In January this year, the New Zealand government made an announcement to ban plastic microbeads in cosmetic products. The ban takes effect from July 2018. Plastic microbeads cannot be recycled and there is evidence to show that they pollute waterways and harm marine life. The United States and Canada have also begun the process of banning plastic microbeads, while Australia has threatened to if cosmetic companies do not voluntarily remove them from their products.
Microbeads are tiny plastic beads made from polyethylene (or polypropylene) found in a variety of skincare products. The most obvious and well-known products containing microbeads are exfoliants and facial scrubs. However, they are also found in masks, cleansers, soap and even toothpaste. The size of microbeads mean that water treatment facilities have no way of filtering them out. Their plastic/chemical composition also mean they are not biodegradable.

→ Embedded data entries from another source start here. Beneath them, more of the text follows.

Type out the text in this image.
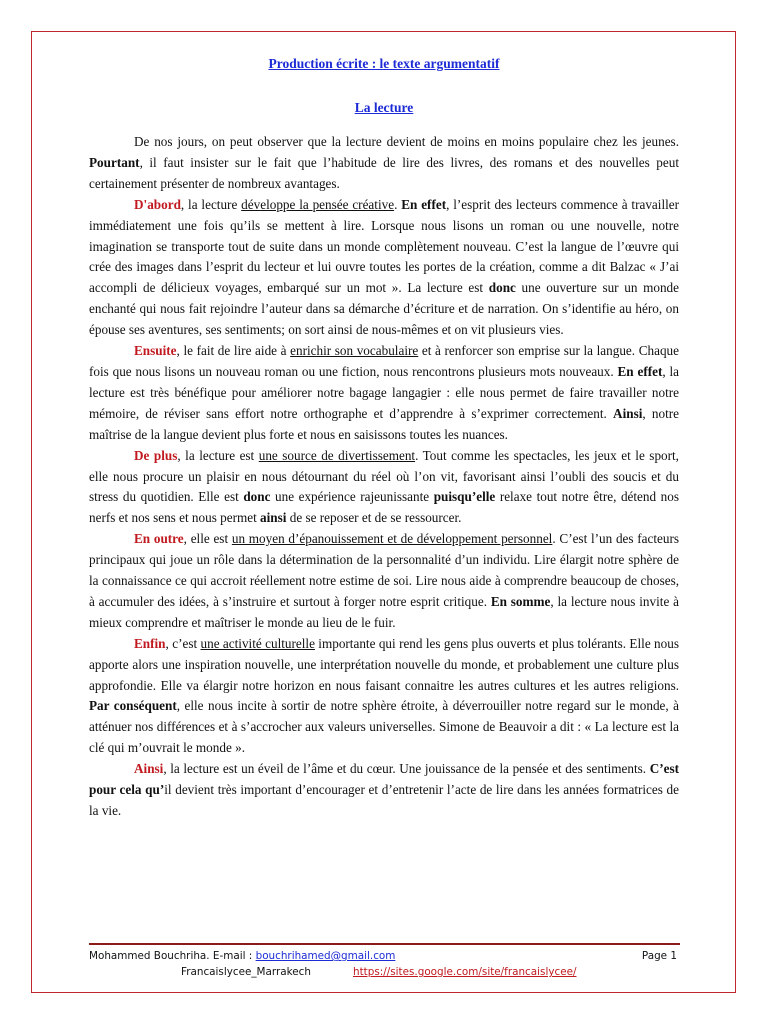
Production écrite : le texte argumentatif

La lecture

De nos jours, on peut observer que la lecture devient de moins en moins populaire chez les jeunes. Pourtant, il faut insister sur le fait que l’habitude de lire des livres, des romans et des nouvelles peut certainement présenter de nombreux avantages.

D'abord, la lecture développe la pensée créative. En effet, l’esprit des lecteurs commence à travailler immédiatement une fois qu’ils se mettent à lire. Lorsque nous lisons un roman ou une nouvelle, notre imagination se transporte tout de suite dans un monde complètement nouveau. C’est la langue de l’œuvre qui crée des images dans l’esprit du lecteur et lui ouvre toutes les portes de la création, comme a dit Balzac « J’ai accompli de délicieux voyages, embarqué sur un mot ». La lecture est donc une ouverture sur un monde enchanté qui nous fait rejoindre l’auteur dans sa démarche d’écriture et de narration. On s’identifie au héro, on épouse ses aventures, ses sentiments; on sort ainsi de nous-mêmes et on vit plusieurs vies.

Ensuite, le fait de lire aide à enrichir son vocabulaire et à renforcer son emprise sur la langue. Chaque fois que nous lisons un nouveau roman ou une fiction, nous rencontrons plusieurs mots nouveaux. En effet, la lecture est très bénéfique pour améliorer notre bagage langagier : elle nous permet de faire travailler notre mémoire, de réviser sans effort notre orthographe et d’apprendre à s’exprimer correctement. Ainsi, notre maîtrise de la langue devient plus forte et nous en saisissons toutes les nuances.

De plus, la lecture est une source de divertissement. Tout comme les spectacles, les jeux et le sport, elle nous procure un plaisir en nous détournant du réel où l’on vit, favorisant ainsi l’oubli des soucis et du stress du quotidien. Elle est donc une expérience rajeunissante puisqu’elle relaxe tout notre être, détend nos nerfs et nos sens et nous permet ainsi de se reposer et de se ressourcer.

En outre, elle est un moyen d’épanouissement et de développement personnel. C’est l’un des facteurs principaux qui joue un rôle dans la détermination de la personnalité d’un individu. Lire élargit notre sphère de la connaissance ce qui accroit réellement notre estime de soi. Lire nous aide à comprendre beaucoup de choses, à accumuler des idées, à s’instruire et surtout à forger notre esprit critique. En somme, la lecture nous invite à mieux comprendre et maîtriser le monde au lieu de le fuir.

Enfin, c’est une activité culturelle importante qui rend les gens plus ouverts et plus tolérants. Elle nous apporte alors une inspiration nouvelle, une interprétation nouvelle du monde, et probablement une culture plus approfondie. Elle va élargir notre horizon en nous faisant connaitre les autres cultures et les autres religions. Par conséquent, elle nous incite à sortir de notre sphère étroite, à déverrouiller notre regard sur le monde, à atténuer nos différences et à s’accrocher aux valeurs universelles. Simone de Beauvoir a dit : « La lecture est la clé qui m’ouvrait le monde ».

Ainsi, la lecture est un éveil de l’âme et du cœur. Une jouissance de la pensée et des sentiments. C’est pour cela qu’il devient très important d’encourager et d’entretenir l’acte de lire dans les années formatrices de la vie.

Mohammed Bouchriha. E-mail : bouchrihamed@gmail.com	Page 1
Francaislycee_Marrakech	https://sites.google.com/site/francaislycee/
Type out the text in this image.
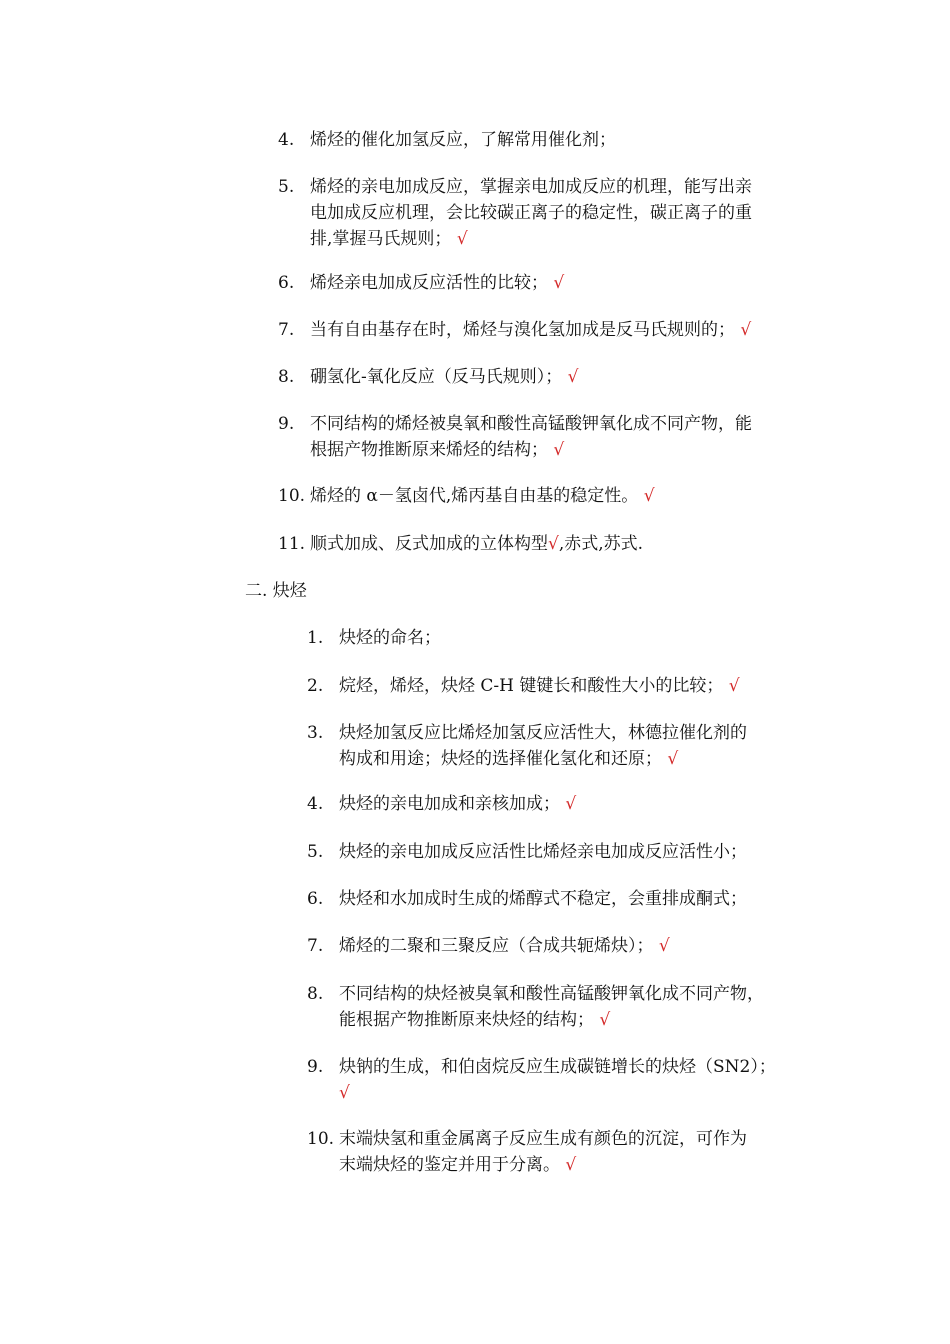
4. 烯烃的催化加氢反应，了解常用催化剂；
5. 烯烃的亲电加成反应，掌握亲电加成反应的机理，能写出亲
电加成反应机理，会比较碳正离子的稳定性，碳正离子的重
排,掌握马氏规则； √
6. 烯烃亲电加成反应活性的比较； √
7. 当有自由基存在时，烯烃与溴化氢加成是反马氏规则的； √
8. 硼氢化-氧化反应（反马氏规则）； √
9. 不同结构的烯烃被臭氧和酸性高锰酸钾氧化成不同产物，能
根据产物推断原来烯烃的结构； √
10. 烯烃的 α－氢卤代,烯丙基自由基的稳定性。 √
11. 顺式加成、反式加成的立体构型√,赤式,苏式.
二. 炔烃
1. 炔烃的命名；
2. 烷烃，烯烃，炔烃 C-H 键键长和酸性大小的比较； √
3. 炔烃加氢反应比烯烃加氢反应活性大，林德拉催化剂的
构成和用途；炔烃的选择催化氢化和还原； √
4. 炔烃的亲电加成和亲核加成； √
5. 炔烃的亲电加成反应活性比烯烃亲电加成反应活性小；
6. 炔烃和水加成时生成的烯醇式不稳定，会重排成酮式；
7. 烯烃的二聚和三聚反应（合成共轭烯炔）； √
8. 不同结构的炔烃被臭氧和酸性高锰酸钾氧化成不同产物，
能根据产物推断原来炔烃的结构； √
9. 炔钠的生成，和伯卤烷反应生成碳链增长的炔烃（SN2）；
√
10. 末端炔氢和重金属离子反应生成有颜色的沉淀，可作为
末端炔烃的鉴定并用于分离。 √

Luckily, there are many companies out there who, even before the threat of the ban, were environmentally conscious. Many companies, like Savar Skincare, opt to use alternatives, such as bamboo beads to plastic microbeads. As a consumer, you can make the switch and opt for products containing natural alternatives to microbeads, such as ground nut shells, apricot kernels and bamboo.
I personally prefer an exfoliant instead of a cleanser, so the information on microbeads was particularly useful for me. Once I became aware of and understood the issue, I immediately looked at the Savar Natural Refining Revitalising Facial Exfoliator I was using and was relieved to see they used bamboo beads. One of the benefits of investing in a natural, plant-based product.
July is Plastic Free July, if overhauling your lifestyle to completely rid it of single use plastic is too much, you might like to consider looking through your skincare products to see what they contain and making the switch to products with natural microbeads. I’d also just like to commend companies who strive to be environmentally aware and responsible. And who do so before bans and fines come into effect.